Union Planters Does It Again -2d Deal in Days

In its second deal in three days and its 12th since November, Union Planters Corp. said Wednesday that it had agreed to buy Ambanc Corp. of Vincennes, Ind., for $211 million in stock.

The pact would bring Union Planters into Indiana for the first time while adding to the network it is building in neighboring Illinois.

"This affiliation fits very well geographically with the banking franchises in Illinois and west Kentucky that are part of our pending acquisitions of Magna Group and Peoples First," said Union Planters chairman and chief executive officer Benjamin W. Rawlins Jr.

Memphis-based Union Planters agreed to buy $1.5 billion-asset Peoples First Corp. of Paducah, Ky., in November. An announcement with $7 billion- asset Magna Group Inc. of St. Louis followed in February.

On Monday, Union Planters said it had agreed to buy $1.5 billion of deposits and 24 branches in Florida from San Francisco-based California Federal Bank. That deal has a price tag of $110 million and came on top of two others in Florida, one still pending.

Ambanc, with $750 million of assets, has 17 branches in southern Indiana and nine in southeastern Illinois.

The Indiana-based holding company probably would not have caught the attention of Union Planters if it had not been for Magna, said Jack W. Parker, Union Planters executive vice president and chief financial officer.

"Without Magna, Ambanc wouldn't have fit anything we had, and we wouldn't have known the market," he said.

Ambanc does fit a mold Union Planters likes: community-oriented, with dominant local market share. Ambanc is the market leader in three of the eight counties it operates in, with 35% of deposits, Mr. Parker said.

"It mirrors so many of the community banks we have already bought," Mr. Parker said. "We are in a lot of rural areas, and these banks run very profitably."

Analysts said the purchase, though no bargain at 2.7 times Ambanc's book value, made sense for Union Planters.

"This is what Union Planters does well," said Christopher T. Kelley, an analyst at Morgan Keegen & Co. "They are better than most at identifying which costs to cut out."

Union Planters said it would wring 27% out of Ambanc's expense base, or $1.5 million, by the end of 1999, mostly from combining back-office operations.

No branches would be closed, and the fate of Ambanc's 309 full-time employees has not yet been decided, Mr. Parker said.

Even as it bulks up through a rapid-fire series of transactions, $18 billion-asset Union Planters is still widely regarded as takeover bait.
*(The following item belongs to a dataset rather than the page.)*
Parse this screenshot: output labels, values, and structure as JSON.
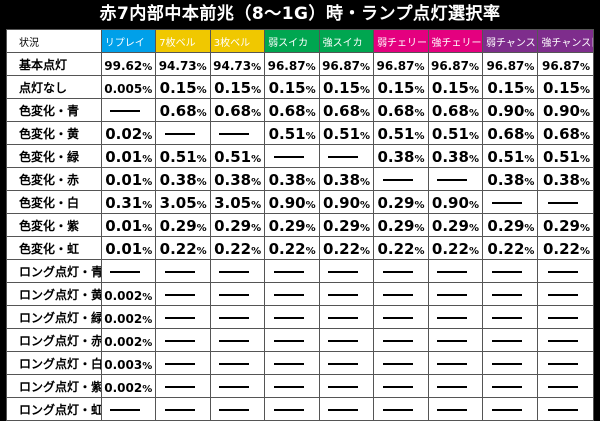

"I think they're going to keep expanding until someone gobbles them up," said John Wimsett, an analyst at Friedman, Billings, Ramsey & Co. "A $30 billion bank is much more attractive to a First Union or a NationsBank" than an $18 billion bank.

Union Planters has 561 branches in Tennessee, Missouri, Florida, Mississippi, Arkansas, Alabama, Louisiana, and Kentucky. Recently announced deals would extend the company into Illinois and Texas and expand its presence in rural parts of Alabama, Tennessee, Mississippi, and Kentucky.
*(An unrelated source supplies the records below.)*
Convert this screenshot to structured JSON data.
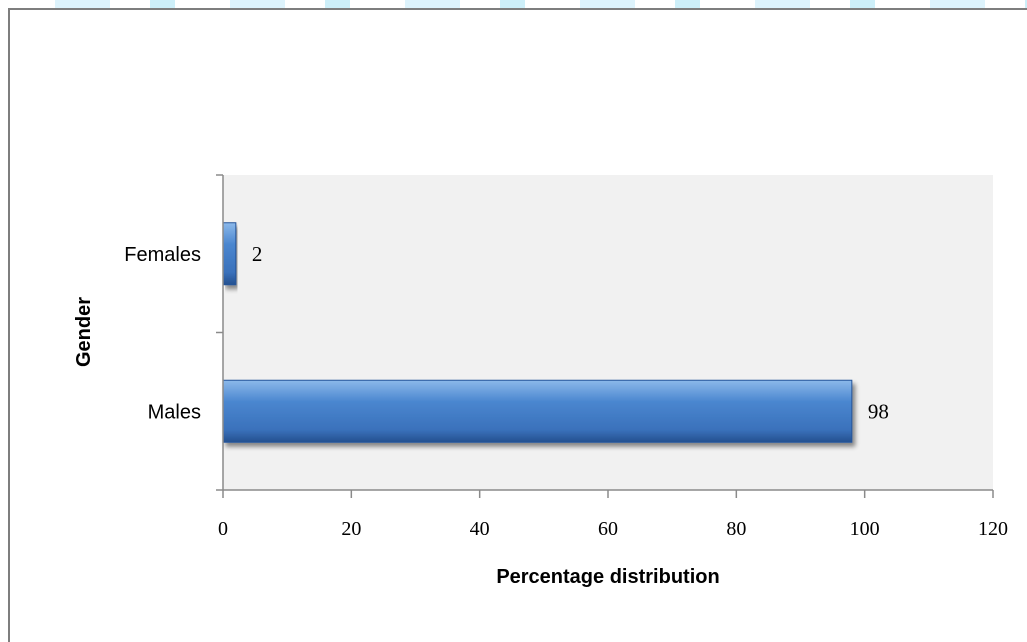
{
  "chart_data": {
    "type": "bar",
    "orientation": "horizontal",
    "categories": [
      "Females",
      "Males"
    ],
    "values": [
      2,
      98
    ],
    "data_labels": [
      "2",
      "98"
    ],
    "xlabel": "Percentage distribution",
    "ylabel": "Gender",
    "xlim": [
      0,
      120
    ],
    "x_ticks": [
      "0",
      "20",
      "40",
      "60",
      "80",
      "100",
      "120"
    ],
    "grid": false,
    "legend": "none",
    "colors": {
      "bar": "#3d78c4",
      "bar_dark": "#25559a",
      "bar_light": "#7eaee4",
      "plot_bg": "#f1f1f1",
      "axis": "#8a8a8a"
    }
  }
}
Mr. Wimsett said there is risk of such a high-octane growth strategy coming to a bad end. "You have to question whether management can consolidate all of these deals. They are very spread out," he said.

Terms of the Ambanc deal provide for an exchange of 0.4841 share of Union Planters stock for each Ambanc share. The acquisition, like the one of Magna, is scheduled to close in the third quarter.

In February, Ambanc hired McDonald & Company Securities of Cleveland to explore a potential sale as its chief executive officer neared retirement.

Several companies lined up to bid, including CNB Bancshares and Old National Bancorp, both of Evansville, Ind., according to Troy Stoll, Ambanc's chief financial officer.

"We've been watching the merger environment heat up for quite a while now," Mr. Stoll said. "When you look at it from the shareholder's perspective, now was a good time."